What is the difference between a flea bitten dog and a bored visitor ? Ones going to itch and the other is itching to go !

My sister is so dim she thinks that a cartoon is a song you sing in a car.

Mother Banana: Why didn't you go to school today? Little Banana: Because I didn't peel well.

Why do cannibals make suitcases out of peoples heads? Because they're headcases !

The first woman recruit in the Army reported for duty and was told that although her quarters would be in a separate building, she was to mess with the men. It wasn't until four weeks later someone finally told her that meant to eat her meals with them.

What system do they teach in Hamburger High's math courses? The meatric system, silly!

How do you define an aardvark? Aan aanimal that resembles an aanteater!

What do history teachers make when they want to get together? Dates!

What do you call an alien surfing the Internet? e-t.

Customer: What is this fly doing in my alphabet soup? Waiter: Probably learning to read.

Doctor, Doctor I keep thinking there is two of me One at a time please

Where do you find monster snails? On the end of monsters fingers.

What do you call a ghost at midnight? A sheet in the dark!

What has 200 legs, 50 noses, and is very loud? A herd of stampeding aardvarks!

Why did the boy take the ruler to bed? He wanted to see how long he slept.

Mum: Haven't you finished filling the salt shaker yet ? Son: Not yet. It's really hard to get the salt through all those little holes !

Doctor, Doctor I keep thinking I'm a dog. Sit on the couch and we will talk about it. But I'm not allowed up on the couch!
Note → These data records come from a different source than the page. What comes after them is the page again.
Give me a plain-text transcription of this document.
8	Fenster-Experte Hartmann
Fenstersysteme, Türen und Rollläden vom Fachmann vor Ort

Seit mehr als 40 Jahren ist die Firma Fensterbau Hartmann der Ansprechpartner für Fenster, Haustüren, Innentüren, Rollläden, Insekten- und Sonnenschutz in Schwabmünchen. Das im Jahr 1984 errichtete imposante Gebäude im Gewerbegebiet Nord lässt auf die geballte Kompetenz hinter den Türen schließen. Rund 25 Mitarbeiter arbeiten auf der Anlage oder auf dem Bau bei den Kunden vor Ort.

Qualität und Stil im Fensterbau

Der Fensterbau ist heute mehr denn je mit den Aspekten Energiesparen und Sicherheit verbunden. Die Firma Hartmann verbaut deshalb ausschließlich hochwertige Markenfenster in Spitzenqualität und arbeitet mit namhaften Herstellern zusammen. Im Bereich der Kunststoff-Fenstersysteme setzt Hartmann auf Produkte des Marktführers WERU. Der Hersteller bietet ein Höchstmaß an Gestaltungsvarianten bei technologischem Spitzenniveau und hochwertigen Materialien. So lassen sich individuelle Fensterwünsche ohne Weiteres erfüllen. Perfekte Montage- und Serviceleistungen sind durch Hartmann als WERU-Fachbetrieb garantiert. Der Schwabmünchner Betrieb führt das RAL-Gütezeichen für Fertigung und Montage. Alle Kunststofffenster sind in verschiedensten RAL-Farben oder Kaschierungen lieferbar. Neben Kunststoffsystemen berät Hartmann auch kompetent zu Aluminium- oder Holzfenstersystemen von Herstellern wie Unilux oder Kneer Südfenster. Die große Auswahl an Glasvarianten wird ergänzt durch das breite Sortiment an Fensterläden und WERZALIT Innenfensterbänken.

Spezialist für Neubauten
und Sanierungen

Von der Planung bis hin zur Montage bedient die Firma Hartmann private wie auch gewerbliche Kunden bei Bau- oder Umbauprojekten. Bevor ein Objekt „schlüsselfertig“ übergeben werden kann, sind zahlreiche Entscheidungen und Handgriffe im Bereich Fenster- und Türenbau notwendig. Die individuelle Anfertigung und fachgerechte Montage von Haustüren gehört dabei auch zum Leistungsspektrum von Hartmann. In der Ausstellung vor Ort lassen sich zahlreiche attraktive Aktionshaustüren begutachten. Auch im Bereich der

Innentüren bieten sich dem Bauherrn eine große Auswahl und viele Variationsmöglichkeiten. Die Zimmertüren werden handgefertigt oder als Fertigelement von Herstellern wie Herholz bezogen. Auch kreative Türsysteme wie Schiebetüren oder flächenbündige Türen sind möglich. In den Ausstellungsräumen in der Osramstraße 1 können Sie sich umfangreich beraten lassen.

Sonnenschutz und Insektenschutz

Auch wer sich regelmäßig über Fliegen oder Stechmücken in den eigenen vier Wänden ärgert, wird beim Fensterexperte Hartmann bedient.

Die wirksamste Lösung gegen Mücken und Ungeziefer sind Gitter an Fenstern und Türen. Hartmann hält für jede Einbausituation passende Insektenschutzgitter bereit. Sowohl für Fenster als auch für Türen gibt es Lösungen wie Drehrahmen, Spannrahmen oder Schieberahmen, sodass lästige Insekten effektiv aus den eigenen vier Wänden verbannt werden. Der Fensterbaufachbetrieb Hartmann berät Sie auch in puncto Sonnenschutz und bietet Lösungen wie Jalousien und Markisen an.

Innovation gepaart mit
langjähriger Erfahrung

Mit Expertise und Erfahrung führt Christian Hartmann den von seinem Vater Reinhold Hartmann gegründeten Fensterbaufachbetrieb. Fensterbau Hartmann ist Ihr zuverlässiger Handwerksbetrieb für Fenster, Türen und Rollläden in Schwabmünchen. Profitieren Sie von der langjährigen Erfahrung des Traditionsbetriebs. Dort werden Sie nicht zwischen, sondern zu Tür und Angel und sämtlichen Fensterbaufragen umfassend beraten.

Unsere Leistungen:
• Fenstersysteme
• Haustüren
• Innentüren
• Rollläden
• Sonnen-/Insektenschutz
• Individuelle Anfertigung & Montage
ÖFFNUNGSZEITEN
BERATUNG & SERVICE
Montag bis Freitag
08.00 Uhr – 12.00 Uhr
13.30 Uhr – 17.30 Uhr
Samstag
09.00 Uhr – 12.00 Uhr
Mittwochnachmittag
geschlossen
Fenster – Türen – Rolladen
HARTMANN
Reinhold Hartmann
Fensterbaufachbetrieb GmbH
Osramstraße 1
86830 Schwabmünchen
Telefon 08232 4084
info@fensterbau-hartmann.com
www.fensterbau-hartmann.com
Three ladies were discussing the travails of getting older. One said, "Sometimes I catch myself with a jar of mayonnaise in my hand, while standing in front of the refrigerator, and I can't remember whether I need to put it away, or start making a sandwich." The second lady chimed in with, "Yes, sometimes I find myself on the landing of the stairs and can't remember whether I was on my way up or on my way down." The third one responded, " Well, ladies, I'm glad I don't have that problem. Knock on wood," as she rapped her knuckles on the table, and then said, "That must be the door, I'll get it!"

Teacher: If I had ten flies on my desk, and I swatted one, how many flies would be left? Girl: One - the dead one!